Adams also had a cat getting stuck in a tree. He couldn’t help himself. Besides, he actually called his neighborhood fire department in Petaluma to rescue his own cat in a tree six months ago.

“They were happy to help,” he said.

And they hadn’t even read “Spout” yet, which could become an ongoing collection beyond a few more books. Adams can dream it would be the next Dr. Suess or Disney books which he grew up on.

“We had dozens of Dr. Suess books,” he said. Yes, he and his wife bought the same books for their daughters.

“We’re running out of book shelf space. We’re now storing books in the garage,” Adams said.

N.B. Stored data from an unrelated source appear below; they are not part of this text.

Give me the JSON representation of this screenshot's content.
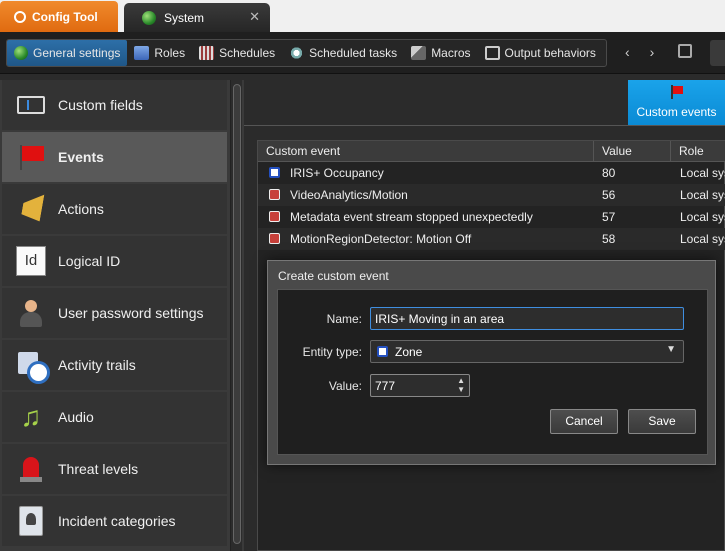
{
  "tabs": {
    "config_tool": "Config Tool",
    "system": "System",
    "close_glyph": "✕"
  },
  "toolbar": {
    "items": [
      {
        "label": "General settings",
        "icon": "globe-icon",
        "active": true
      },
      {
        "label": "Roles",
        "icon": "roles-icon"
      },
      {
        "label": "Schedules",
        "icon": "schedules-icon"
      },
      {
        "label": "Scheduled tasks",
        "icon": "scheduled-tasks-icon"
      },
      {
        "label": "Macros",
        "icon": "macros-icon"
      },
      {
        "label": "Output behaviors",
        "icon": "output-behaviors-icon"
      }
    ],
    "back_glyph": "‹",
    "forward_glyph": "›"
  },
  "sidebar": {
    "items": [
      {
        "label": "Custom fields",
        "icon": "custom-fields-icon"
      },
      {
        "label": "Events",
        "icon": "events-flag-icon",
        "selected": true
      },
      {
        "label": "Actions",
        "icon": "actions-megaphone-icon"
      },
      {
        "label": "Logical ID",
        "icon": "logical-id-icon",
        "glyph": "Id"
      },
      {
        "label": "User password settings",
        "icon": "user-icon"
      },
      {
        "label": "Activity trails",
        "icon": "activity-trails-icon"
      },
      {
        "label": "Audio",
        "icon": "audio-note-icon",
        "glyph": "♫"
      },
      {
        "label": "Threat levels",
        "icon": "threat-siren-icon"
      },
      {
        "label": "Incident categories",
        "icon": "incident-categories-icon"
      }
    ]
  },
  "panel_tab": {
    "label": "Custom events",
    "icon": "flag-icon"
  },
  "table": {
    "columns": [
      "Custom event",
      "Value",
      "Role"
    ],
    "rows": [
      {
        "event": "IRIS+ Occupancy",
        "value": "80",
        "role": "Local sys",
        "icon": "zone-icon"
      },
      {
        "event": "VideoAnalytics/Motion",
        "value": "56",
        "role": "Local sys",
        "icon": "video-icon"
      },
      {
        "event": "Metadata event stream stopped unexpectedly",
        "value": "57",
        "role": "Local sys",
        "icon": "video-icon"
      },
      {
        "event": "MotionRegionDetector: Motion Off",
        "value": "58",
        "role": "Local sys",
        "icon": "video-icon"
      }
    ]
  },
  "dialog": {
    "title": "Create custom event",
    "name_label": "Name:",
    "name_value": "IRIS+ Moving in an area",
    "entity_type_label": "Entity type:",
    "entity_type_value": "Zone",
    "value_label": "Value:",
    "value_value": "777",
    "cancel_label": "Cancel",
    "save_label": "Save"
  },
  "colors": {
    "accent": "#0a8ad4",
    "config_tab": "#e06b10",
    "active_tool": "#1f5788"
  }
}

Undoubtedly, room will be found in the house for “Spout,” with the book’s message that it’s OK to “feel different than everyone else and realize they can use those differences for special things,” Adams said.

“Spout” T-shirts, coffee mugs and, who knows, a television cartoon?

“That would be the dream if Netflix called and said, ‘We’d love to use your idea.’ Seeing it as a children’s show would be awesome,” Adams said. “And a ‘Spout’ plush toy.”

Not everyone expected Adams to ever write a children’s book.

“My sergeants and lieutenants. They were shocked when I brought some of them a copy of the book,” Adams said.

And, even though he described himself as “goofy” during his high school years, former classmates would still be surprised he came out with a children’s book, Adams said.

“I definitely wasn’t thinking about writing a children’s book in high school. Three seasons of baseball and a season of wrestling kept me busy,” Adams said.

Though “Spout” may tackle real-life problems in future books, COVID-19 won’t be one of them, Adams insisted.

“There will not be a social distancing dragon book,” he said.